Some traditional habits quietly dictate meal order—such as eating fruit after meals or drinking soup before meals. What sequence is more rational and scientifically sound?
Fruit: Before meal? After meal? Between meals?
1. Before meal: Using fruit to replenish sugar, especially effective for quickly restoring energy and glucose in hypoglycemic states. Fruits also contain abundant dietary fiber, creating a feeling of fullness after consumption, reducing hunger and desire for food. Eating fruit before a meal may reduce the amount consumed during the main meal, thereby affecting intake of proteins, starches, and fats.
2. After meal: Many people prefer or habitually eat fruit immediately after a meal. However, consuming large amounts of fruit right after eating raises blood glucose rapidly, increasing pancreatic burden, and may hinder or interrupt digestion, reducing absorption of certain nutrients.

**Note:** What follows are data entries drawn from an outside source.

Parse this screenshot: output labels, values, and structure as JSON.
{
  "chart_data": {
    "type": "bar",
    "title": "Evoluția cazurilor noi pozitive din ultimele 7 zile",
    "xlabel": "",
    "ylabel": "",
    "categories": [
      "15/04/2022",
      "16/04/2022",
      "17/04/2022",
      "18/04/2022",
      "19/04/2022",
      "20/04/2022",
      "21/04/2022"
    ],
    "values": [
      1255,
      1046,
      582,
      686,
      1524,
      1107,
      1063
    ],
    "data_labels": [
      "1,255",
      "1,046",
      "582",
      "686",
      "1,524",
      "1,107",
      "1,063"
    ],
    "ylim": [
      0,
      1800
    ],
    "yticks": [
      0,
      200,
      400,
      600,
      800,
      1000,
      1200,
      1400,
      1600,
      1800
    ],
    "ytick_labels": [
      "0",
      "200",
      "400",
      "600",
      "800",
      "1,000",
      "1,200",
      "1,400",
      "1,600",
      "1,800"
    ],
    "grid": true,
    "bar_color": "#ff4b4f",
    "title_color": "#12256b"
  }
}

3. Between meals: The best time to eat fruit is between meals. Generally, around 9–10 a.m., 3–4 p.m., or 2 hours before bedtime. Normal individuals may consume 1–3 servings of fruit daily. Diabetic patients may consume one serving of low-sugar or moderate-sugar fruit (e.g., watermelon, kiwi, apple, pear) between meals when blood sugar is stable, approximately 200 grams.
Soup: Before meal? After meal?
First, let’s examine the types of soup:
1. Clear soup: Made primarily from vegetables, such as cabbage soup, loofah soup, winter melon soup, etc. Ingredients can include seasonal vegetables, winter melon, loofah, cucumber, dried mushrooms, dried vegetables, tofu, etc. Drinking this type of soup generally has no contraindications.
2. Concentrated soup: Rich, long-stewed soups made from bones and skinless meat, or fatty soups prepared from pork bones, chicken feet, skin-on poultry, and fatty meats. These soups contain high levels of purines, so gout patients should avoid them. Also, these soups may irritate the gastrointestinal tract, so they are unsuitable for those with weak digestive systems, elderly people, children, and pregnant or postpartum women.
3. Other soups: Any soup containing fruits (e.g., papaya, apple, honey date, red date, lotus seed), herbs (e.g., codonopsis, angelica), root tubers, or dried legumes—those with a sweet or pasty taste—are best consumed in moderation, as excessive intake may raise blood sugar.
Drinking a small amount of soup before a meal can replenish body fluids, lubricate and protect the mouth, esophagus, and gastrointestinal tract, aiding in food dissolution and promoting digestion and absorption. However, drinking too much soup before a meal dilutes digestive juices, impairing digestion and absorption. Additionally, the stomach has a fixed volume; large amounts of soup occupy space, reducing the intake of main course food, compromising dietary variety and richness. Therefore, it is acceptable to drink a moderate amount of light soup or other soups before meals.